# Probability Inequalities – How to Prove Given Inequality in Self-Study

probability-inequalitiesself-study

For any nonnegative random variable $$X$$ independent of $$U$$ where $$U \sim \operatorname{Uniform}(-t,t)$$ and any $$t\ge 0,$$

$$P(X+U\ge t)\le\frac{E(X)}{2t}.$$

Any hints to prove this inequality?

It's convenient to define $$U$$ once and for all to be a uniform variable on the interval $$[-1,1]$$ and simply multiply it by $$t$$ to produce the $$U$$ used in the question.

Two useful, easily proven, but not widely known facts about random variables $$X$$ in general are

1. No matter what the distribution function (CDF) $$F_X$$ of $$X$$ might be, the random variable $$X + tU$$ is absolutely continuous with a density function $$f_{X+tU}(y) = \frac{1}{2t}\left(F_X(y+t) - F_X(y-t)\right).$$ There are many ways to prove this, as explained at https://stats.stackexchange.com/a/43075/919 (which concerns sums of the closely related uniform variable supported on $$[0,1]$$).

2. The expectation of any non-negative random variable $$X$$ with CDF $$F_X$$ equals $$E[X] = \int_0^\infty \left[1 - F_X(x)\right]\,\mathrm{d} x.$$ This is repeatedly demonstrated in many threads here on CV; one is Expectation of a function of a random variable from CDF. They all amount to performing an integration by parts.

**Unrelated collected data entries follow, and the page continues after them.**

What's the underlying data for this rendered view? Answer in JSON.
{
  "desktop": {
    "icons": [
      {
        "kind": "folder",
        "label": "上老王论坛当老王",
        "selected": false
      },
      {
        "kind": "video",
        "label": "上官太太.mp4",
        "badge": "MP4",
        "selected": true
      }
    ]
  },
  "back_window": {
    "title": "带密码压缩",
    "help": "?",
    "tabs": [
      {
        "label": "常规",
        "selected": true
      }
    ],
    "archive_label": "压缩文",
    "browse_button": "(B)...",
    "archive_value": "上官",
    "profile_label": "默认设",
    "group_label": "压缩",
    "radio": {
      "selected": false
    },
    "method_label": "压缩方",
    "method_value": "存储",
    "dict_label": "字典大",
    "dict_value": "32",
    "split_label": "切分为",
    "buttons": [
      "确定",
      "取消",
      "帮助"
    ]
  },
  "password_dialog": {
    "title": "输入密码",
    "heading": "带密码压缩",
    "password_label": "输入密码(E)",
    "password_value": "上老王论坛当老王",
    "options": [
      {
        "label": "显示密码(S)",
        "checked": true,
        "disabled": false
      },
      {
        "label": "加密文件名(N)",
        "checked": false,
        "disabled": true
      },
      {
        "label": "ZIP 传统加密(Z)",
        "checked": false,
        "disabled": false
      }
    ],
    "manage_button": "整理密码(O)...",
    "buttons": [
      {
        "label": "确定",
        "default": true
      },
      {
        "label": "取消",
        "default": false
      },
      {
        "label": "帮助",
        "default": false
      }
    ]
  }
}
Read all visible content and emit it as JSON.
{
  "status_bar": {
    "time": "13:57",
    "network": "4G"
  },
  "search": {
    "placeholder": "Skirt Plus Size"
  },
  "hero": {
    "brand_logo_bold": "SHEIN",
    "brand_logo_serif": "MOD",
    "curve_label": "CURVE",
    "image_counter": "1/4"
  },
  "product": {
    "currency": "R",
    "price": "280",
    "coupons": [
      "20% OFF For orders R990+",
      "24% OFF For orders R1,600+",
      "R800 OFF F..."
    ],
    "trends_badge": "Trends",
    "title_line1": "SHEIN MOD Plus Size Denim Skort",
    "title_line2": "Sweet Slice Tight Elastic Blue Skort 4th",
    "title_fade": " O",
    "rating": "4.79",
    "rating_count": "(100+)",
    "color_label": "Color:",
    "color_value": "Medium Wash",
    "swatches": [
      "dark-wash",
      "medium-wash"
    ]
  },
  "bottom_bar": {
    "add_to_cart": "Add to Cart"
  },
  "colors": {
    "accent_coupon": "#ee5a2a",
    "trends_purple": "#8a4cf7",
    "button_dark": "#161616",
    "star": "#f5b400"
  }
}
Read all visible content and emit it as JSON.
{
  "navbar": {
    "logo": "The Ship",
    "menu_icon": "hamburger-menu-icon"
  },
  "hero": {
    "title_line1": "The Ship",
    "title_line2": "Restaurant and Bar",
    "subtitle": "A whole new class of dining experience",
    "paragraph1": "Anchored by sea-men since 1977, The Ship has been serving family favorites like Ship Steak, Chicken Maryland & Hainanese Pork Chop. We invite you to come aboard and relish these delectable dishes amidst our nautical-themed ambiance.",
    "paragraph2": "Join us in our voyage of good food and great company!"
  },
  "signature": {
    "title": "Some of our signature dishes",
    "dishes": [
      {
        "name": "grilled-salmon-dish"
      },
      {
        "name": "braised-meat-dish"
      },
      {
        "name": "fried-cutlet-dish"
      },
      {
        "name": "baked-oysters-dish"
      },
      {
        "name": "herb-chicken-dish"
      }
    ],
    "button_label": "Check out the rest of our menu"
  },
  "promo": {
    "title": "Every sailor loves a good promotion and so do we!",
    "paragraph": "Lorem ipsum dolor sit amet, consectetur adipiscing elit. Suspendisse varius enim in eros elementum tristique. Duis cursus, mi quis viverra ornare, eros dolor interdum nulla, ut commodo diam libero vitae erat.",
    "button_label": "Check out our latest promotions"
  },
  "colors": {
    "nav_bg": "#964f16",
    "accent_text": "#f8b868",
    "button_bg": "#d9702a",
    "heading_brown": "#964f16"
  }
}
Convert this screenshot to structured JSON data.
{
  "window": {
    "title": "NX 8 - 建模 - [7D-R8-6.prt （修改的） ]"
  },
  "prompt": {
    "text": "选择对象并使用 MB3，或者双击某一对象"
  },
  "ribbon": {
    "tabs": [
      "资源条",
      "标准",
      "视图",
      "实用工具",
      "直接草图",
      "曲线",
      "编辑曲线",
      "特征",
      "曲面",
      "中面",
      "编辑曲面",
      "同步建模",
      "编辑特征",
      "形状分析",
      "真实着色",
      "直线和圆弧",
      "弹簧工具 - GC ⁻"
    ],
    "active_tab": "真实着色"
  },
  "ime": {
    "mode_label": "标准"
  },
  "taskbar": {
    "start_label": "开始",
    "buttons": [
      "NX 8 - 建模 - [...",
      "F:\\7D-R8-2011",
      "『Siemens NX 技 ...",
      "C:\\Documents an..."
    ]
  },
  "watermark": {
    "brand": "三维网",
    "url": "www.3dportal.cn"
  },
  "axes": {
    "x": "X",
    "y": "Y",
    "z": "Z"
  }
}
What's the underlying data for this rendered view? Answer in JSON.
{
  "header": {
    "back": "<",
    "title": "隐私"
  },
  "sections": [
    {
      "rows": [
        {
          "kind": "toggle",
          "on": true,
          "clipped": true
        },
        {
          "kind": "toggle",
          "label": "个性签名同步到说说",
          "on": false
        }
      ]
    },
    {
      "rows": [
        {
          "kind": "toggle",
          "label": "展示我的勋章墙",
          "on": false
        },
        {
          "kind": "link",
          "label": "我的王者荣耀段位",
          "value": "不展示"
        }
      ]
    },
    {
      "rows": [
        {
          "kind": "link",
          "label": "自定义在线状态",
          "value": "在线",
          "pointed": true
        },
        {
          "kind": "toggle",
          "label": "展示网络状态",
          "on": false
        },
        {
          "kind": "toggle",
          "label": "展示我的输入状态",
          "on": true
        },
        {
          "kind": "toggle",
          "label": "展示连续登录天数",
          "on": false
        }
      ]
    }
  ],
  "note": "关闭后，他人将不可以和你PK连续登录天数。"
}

With these facts in mind, evaluate the probability in the question as

\begin{aligned} \Pr(X + tU \gt t) &= \int_t^\infty f_{X+tU}(y)\,\mathrm{d}y \\ &= \frac{1}{2t}\int_t^\infty \left(F_X(y+t) - F_X(y-t)\right)\,\mathrm{d}y\\ &= \frac{1}{2t}\int_t^\infty \left( \left[1 - F_X(y-t)\right] - \left[1 - F_X(y+t)\right]\right)\,\mathrm{d}y\\ &= \frac{1}{2t}\left(\int_0^\infty \left[1 - F_X(x)\right]\,\mathrm{d}x - \int_{2t}^\infty \left[1 - F_X(x)\right]\,\mathrm{d}x\right)\\ &= \frac{1}{2t}\left(E[X] - \int_{2t}^\infty \left[1 - F_X(x)\right]\,\mathrm{d}x\right)\\ &\le \frac{1}{2t} E[X]. \end{aligned}

The justifications of these steps are (1) definition of density, (2) fact $$(1)$$ above, (3) algebra, (4) linearity of integration followed by changes of variables, (5) fact $$(2)$$ above, and (6) since $$1-F_X(x)$$ is a probability for all $$x,$$ it is never negative, whence its integral is non-negative.

Finally, $$\Pr(X + tU \ge t) = \Pr(X + tU \gt t)$$ because (as previously noted) the variable $$X + tU$$ is absolutely continuous, QED.

One thing I like about this way of proceeding is the insight it provides into the tightness of the inequality: the amount by which the probability (on the left hand side) falls short of $$E[X]/(2t)$$ (on the right hand side) is proportional to the integral of $$1-F_X$$ from $$2t$$ on up. Thus, for instance, when $$X$$ is bounded and $$2t$$ exceeds this bound, that integral is zero and the inequality becomes an equality.